Fitzgerald, who told the committee that lawsuits aren't responsible for rising insurance costs, was joined on the panel by Jodi M. Petrucelli, a principal at Sugarman & Sugarman PC in Boston and John J. Carroll, also of Meehan, Boyle, Black & Fitzgerald PC. Petrucelli and Carroll spoke on behalf of the Massachusetts Academy of Trial Attorneys.

"It's a matter of misperception that if insurance premiums are rising, it must be because legal costs are rising," Fitzgerald said after the hearing. "The research shows quite conclusively that there is no relationship between medical malpractice premiums charged to doctors and payments made for malpractice settlements or jury verdicts. Rather, insurance companies make their profits by investing in the markets, and there is a direct correlation between the rise and fall of the financial markets and the premiums charged to doctors."

MBA General Counsel Martin W. Healy said that while medical insurance companies claim that legal costs are what's driving up insurance premiums, "The MBA and the Massachusetts Association of Trial Attorneys have refuted that. Although the rates may rise, it's affected more by changes in the insurance industry."

Rather than placing more restrictions on victims seeking legal recourse, Healy said, what should be looked into is reforming the way the insurance industry handles premiums.

Senator Robert S. Creedon Jr., chairman of the Judiciary Committee, said at the hearing that meaningful reform would probably require adjusting premiums.

"I want to solve the problem and I don't see any solution other than subsidizing the premiums," he said.

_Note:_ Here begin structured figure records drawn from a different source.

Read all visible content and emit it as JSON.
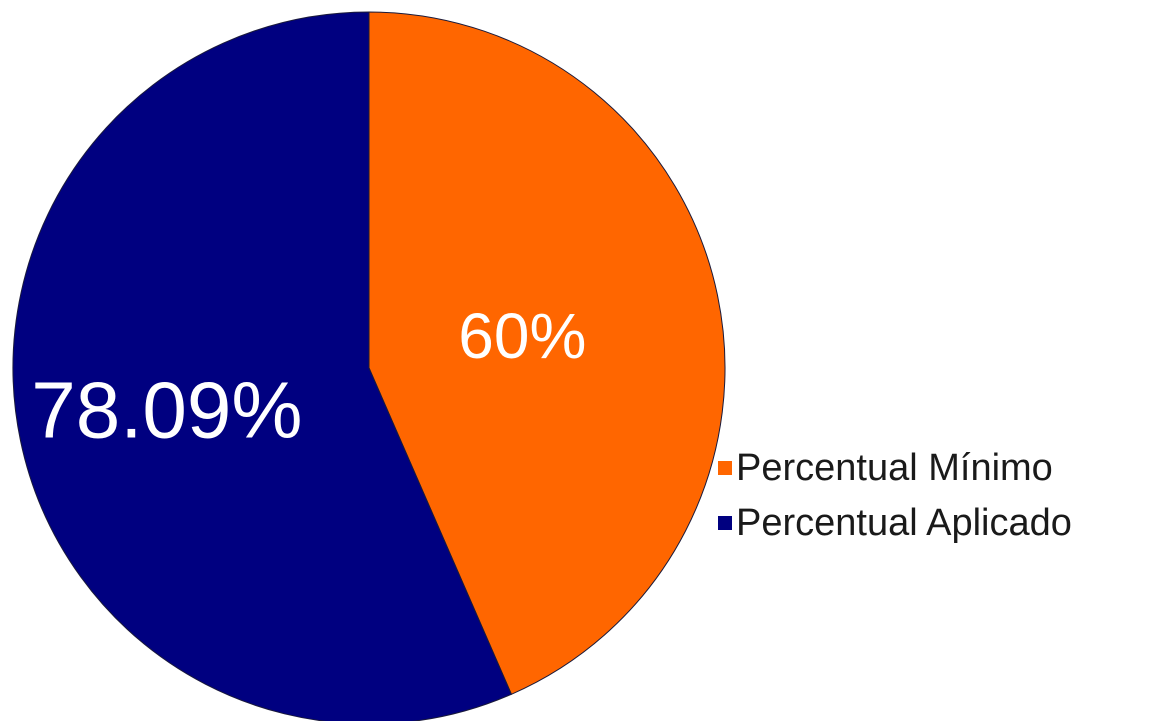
{
  "chart_data": {
    "type": "pie",
    "categories": [
      "Percentual Mínimo",
      "Percentual Aplicado"
    ],
    "values": [
      60,
      78.09
    ],
    "labels": [
      "60%",
      "78.09%"
    ],
    "colors": [
      "#ff6600",
      "#000080"
    ],
    "legend_position": "right"
  }
}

Placing additional restrictions on victims' legal recourse - which are already considered substantial - will not lower insurance premiums, Healy said, but they will make it nearly impossible for plaintiffs, even those with strong cases, to get a fair hearing in court.

"It's always been a tough area for attorneys to recover for their clients," Healy said. "These are not easy cases to bring."

Lawyers' advocates like the MBA need to continue educating legislators about the issue, Healy said. However, it's further complicated, he said, because the Legislature has understandable sympathy for the medical community, which is struggling with rising insurance costs.

"The problem is a lot more complex than presented," Healy added.